Deze zomer kwam ze in contact met de Vlaamse filosoof, dr. Gerbert Bakx, bekend geworden door zijn boeken ‘De strategie van Geluk’ en ‘Gelukkiger Leven’. Met hem sprak ze over schoonheid, raakte onder de indruk van zijn scherpzinnigheid in woordkeuze en voelde tegelijkertijd dat dit is waarmee zij zelf ook bezig is. Ze vroeg hem of hij over schoonheid in de kunst zou willen schrijven. Hieronder kunt u een ingekorte versie van de gedachten over schoonheid van Gerbert Bakx lezen, die je aan het denken zetten…
(Wilt u het artikel lezen dan staat dat het Pulchriblad van december jl.

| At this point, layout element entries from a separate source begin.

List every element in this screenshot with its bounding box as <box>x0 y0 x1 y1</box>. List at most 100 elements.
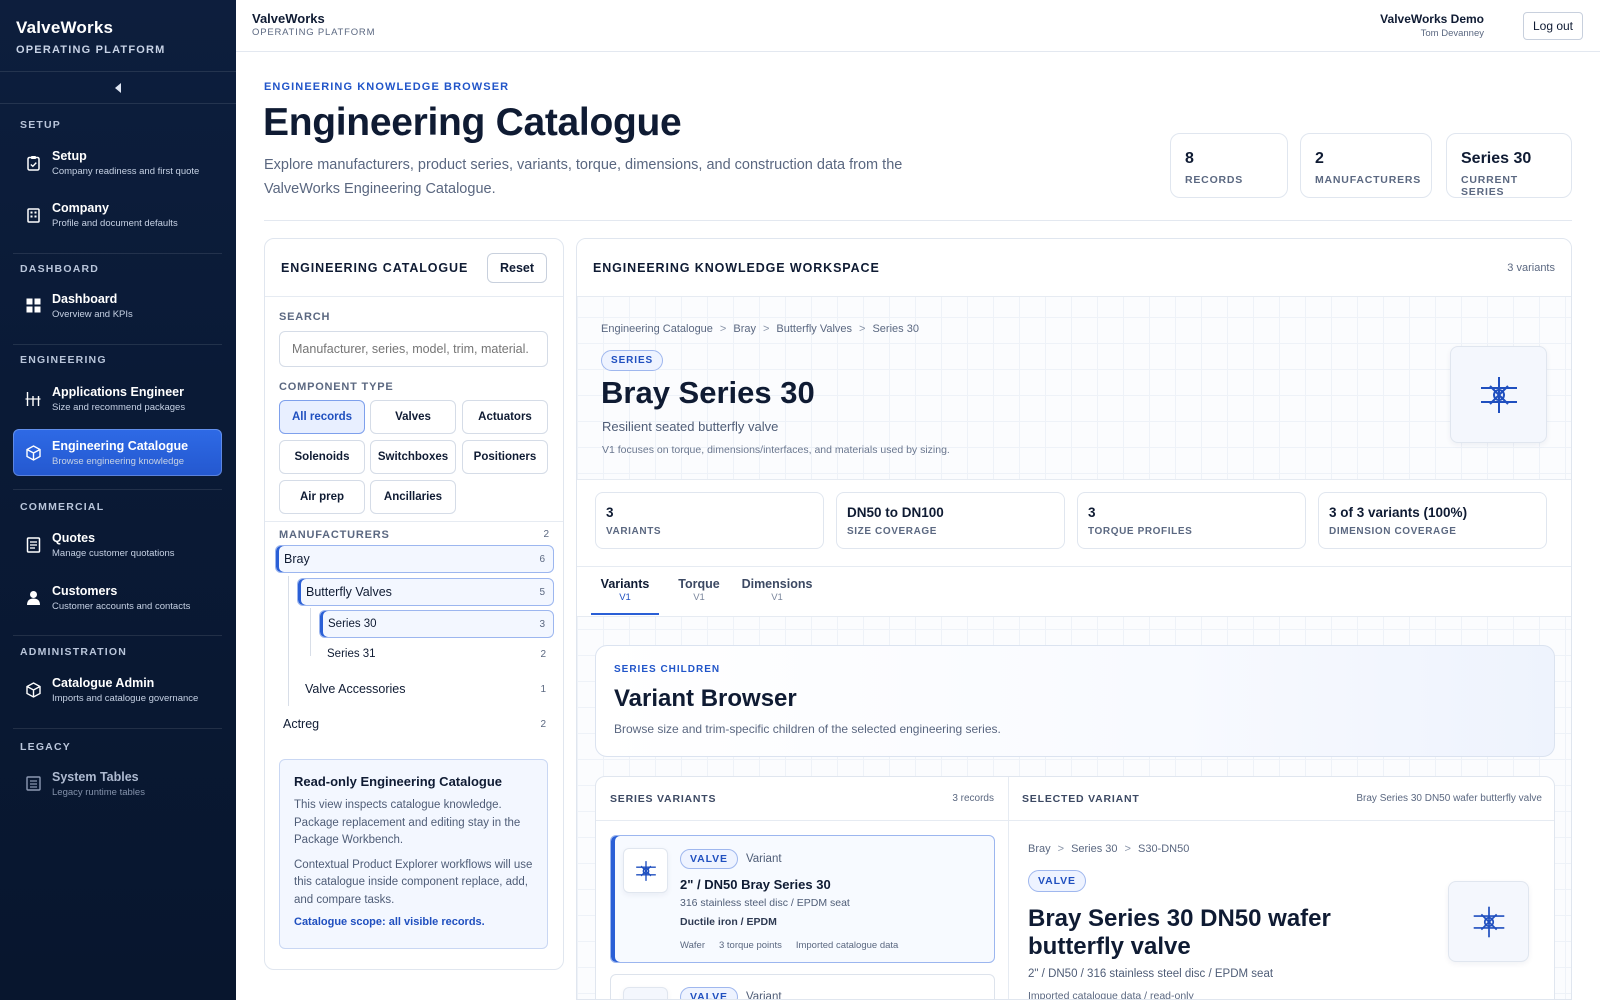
sidebar-item-system-tables[interactable]: System Tables Legacy runtime tables <box>13 760 222 807</box>
knowledge-workspace: ENGINEERING KNOWLEDGE WORKSPACE 3 varian… <box>576 238 1572 1000</box>
tab-label: Dimensions <box>741 577 813 591</box>
variant-meta-item: 3 torque points <box>718 940 782 951</box>
tree-item-bray[interactable]: Bray 6 <box>275 545 554 573</box>
series-variants-count: 3 records <box>952 793 994 804</box>
tab-version: V1 <box>693 592 705 603</box>
metric-dimension-coverage: 3 of 3 variants (100%) DIMENSION COVERAG… <box>1318 492 1547 549</box>
series-badge: SERIES <box>601 350 664 371</box>
filter-chip-switchboxes[interactable]: Switchboxes <box>370 440 456 474</box>
tree-item-label: Series 30 <box>328 618 377 630</box>
tree-guide <box>288 576 289 706</box>
butterfly-valve-icon <box>623 987 668 999</box>
sidebar-item-label: Applications Engineer <box>52 384 184 399</box>
metric-label: TORQUE PROFILES <box>1088 526 1193 537</box>
variant-card[interactable]: VALVE Variant 2" / DN50 Bray Series 30 3… <box>610 835 995 963</box>
sidebar-item-sub: Company readiness and first quote <box>52 165 200 177</box>
section-legacy: LEGACY <box>20 741 71 753</box>
filter-chip-air-prep[interactable]: Air prep <box>279 480 365 514</box>
sidebar-item-dashboard[interactable]: Dashboard Overview and KPIs <box>13 282 222 329</box>
tree-item-valve-accessories[interactable]: Valve Accessories 1 <box>297 675 554 703</box>
tab-variants[interactable]: Variants V1 <box>591 577 659 603</box>
tree-item-count: 5 <box>539 586 545 598</box>
breadcrumb-separator: > <box>859 323 866 335</box>
tab-version: V1 <box>619 592 631 603</box>
cube-icon <box>25 681 41 698</box>
variant-title: 2" / DN50 Bray Series 30 <box>680 877 831 892</box>
breadcrumb-item[interactable]: Bray <box>1028 843 1051 855</box>
section-setup: SETUP <box>20 119 62 131</box>
tree-item-label: Actreg <box>283 717 320 731</box>
sidebar-item-label: System Tables <box>52 769 139 784</box>
series-metrics: 3 VARIANTS DN50 to DN100 SIZE COVERAGE 3… <box>577 479 1571 567</box>
sidebar-item-label: Setup <box>52 148 87 163</box>
sidebar-brand-name: ValveWorks <box>16 18 114 37</box>
tree-guide <box>310 608 311 656</box>
tab-label: Variants <box>600 577 650 591</box>
sidebar-collapse-button[interactable] <box>0 72 236 104</box>
sidebar-item-applications-engineer[interactable]: Applications Engineer Size and recommend … <box>13 375 222 422</box>
variant-type-tag: VALVE <box>680 849 738 869</box>
tree-item-count: 6 <box>539 553 545 565</box>
selected-variant-title: SELECTED VARIANT <box>1022 792 1140 805</box>
stat-value: 8 <box>1185 150 1194 167</box>
breadcrumb-item[interactable]: Series 30 <box>1071 843 1117 855</box>
workspace-variant-count: 3 variants <box>1507 261 1555 274</box>
metric-label: DIMENSION COVERAGE <box>1329 526 1457 537</box>
tree-item-butterfly-valves[interactable]: Butterfly Valves 5 <box>297 578 554 606</box>
sidebar-item-catalogue-admin[interactable]: Catalogue Admin Imports and catalogue gov… <box>13 666 222 713</box>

Ook kunt u het lezen via de volgende link op de website van Lisette Huizenga, onder publicaties: www.lisettehuizenga.nl/#Services.)
Schoonheid behoort, samen met o.a. liefde, mededogen en geluk, tot de moeilijkst te definiëren concepten. Het gaat immers om ervaringen, belevingen, die niet in een taal van exacte definities omschreven kunnen worden. Dat geldt overigens voor de meeste zo niet alle ervaringen.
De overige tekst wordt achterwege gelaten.